AWS Big Data Blog

Choose the right storage tier for your needs in Amazon OpenSearch Service

Amazon OpenSearch Service enables organizations to perform interactive log analytics, real-time application monitoring, website search, and more. OpenSearch is an open-source, distributed search and analytics suite derived from Elasticsearch. Amazon OpenSearch Service offers the latest versions of OpenSearch, support for 19 versions of Elasticsearch (1.5 to 7.10 versions), and visualization capabilities powered by OpenSearch Dashboards and Kibana (1.5 to 7.10 versions).

In this post, we present three storage tiers of Amazon OpenSearch Service—hot, UltraWarm, and cold storage—and discuss how to effectively choose the right storage tier for your needs. This post can help you understand how these storage tiers integrate together and what the trade-off is for each storage tier.

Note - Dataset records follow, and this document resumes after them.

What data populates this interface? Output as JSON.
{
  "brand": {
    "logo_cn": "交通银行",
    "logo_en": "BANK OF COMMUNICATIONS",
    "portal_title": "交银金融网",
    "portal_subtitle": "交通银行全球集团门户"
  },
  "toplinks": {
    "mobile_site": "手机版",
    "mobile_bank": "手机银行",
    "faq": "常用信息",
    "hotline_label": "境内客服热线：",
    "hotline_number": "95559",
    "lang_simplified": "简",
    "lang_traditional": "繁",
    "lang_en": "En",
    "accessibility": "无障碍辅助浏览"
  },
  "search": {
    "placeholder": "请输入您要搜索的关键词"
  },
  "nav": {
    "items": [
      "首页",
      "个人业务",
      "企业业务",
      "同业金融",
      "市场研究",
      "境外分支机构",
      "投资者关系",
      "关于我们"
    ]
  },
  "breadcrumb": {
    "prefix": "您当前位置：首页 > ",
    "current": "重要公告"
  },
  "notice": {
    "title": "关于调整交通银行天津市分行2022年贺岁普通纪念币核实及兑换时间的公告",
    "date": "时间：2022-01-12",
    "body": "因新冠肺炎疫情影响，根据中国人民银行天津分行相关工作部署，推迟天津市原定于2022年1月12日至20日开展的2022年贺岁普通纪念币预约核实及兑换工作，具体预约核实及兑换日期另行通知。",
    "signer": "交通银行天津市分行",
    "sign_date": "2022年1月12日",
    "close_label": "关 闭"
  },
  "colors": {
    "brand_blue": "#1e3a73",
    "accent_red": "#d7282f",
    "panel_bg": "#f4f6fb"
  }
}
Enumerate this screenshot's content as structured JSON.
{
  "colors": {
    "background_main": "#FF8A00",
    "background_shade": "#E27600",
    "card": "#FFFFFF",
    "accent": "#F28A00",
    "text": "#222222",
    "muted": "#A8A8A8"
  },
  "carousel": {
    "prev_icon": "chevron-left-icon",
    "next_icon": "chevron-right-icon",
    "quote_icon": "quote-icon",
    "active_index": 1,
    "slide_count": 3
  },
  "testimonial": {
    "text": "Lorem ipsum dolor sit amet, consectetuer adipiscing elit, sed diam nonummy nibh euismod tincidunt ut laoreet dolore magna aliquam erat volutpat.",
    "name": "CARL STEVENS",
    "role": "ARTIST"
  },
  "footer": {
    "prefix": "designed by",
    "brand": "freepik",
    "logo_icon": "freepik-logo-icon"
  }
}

To choose a storage tier of Amazon OpenSearch Service for your use case, you need to consider the performance, latency, and cost of these storage tiers in order to make the right decision.

Amazon OpenSearch Service storage tiers overview

There are three different storage tiers for Amazon OpenSearch Service: hot, UltraWarm, and cold. The following diagram illustrates these three storage tiers.

Hot storage

Hot storage for Amazon OpenSearch Service is used for indexing and updating, while providing fast access to data. Standard data nodes use hot storage, which takes the form of instance store or Amazon Elastic Block Store (Amazon EBS) volumes attached to each node. Hot storage provides the fastest possible performance for indexing and searching new data.

You get the lowest latency for reading data in the hot tier, so you should use the hot tier to store frequently accessed data driving real-time analysis and dashboards. As your data ages, you access it less frequently and can tolerate higher latency, so keeping data in the hot tier is no longer cost-efficient.

If you want to have low latency and fast access to the data, hot storage is a good choice for you.

UltraWarm storage

UltraWarm nodes use Amazon Simple Storage Service (Amazon S3) with related caching solutions to improve performance. UltraWarm offers significantly lower costs per GiB for read-only data that you query less frequently and don’t need the same performance as hot storage. Although you can’t modify the data while in UltraWarm, you can move the data to the hot storage tier for edits before moving it back.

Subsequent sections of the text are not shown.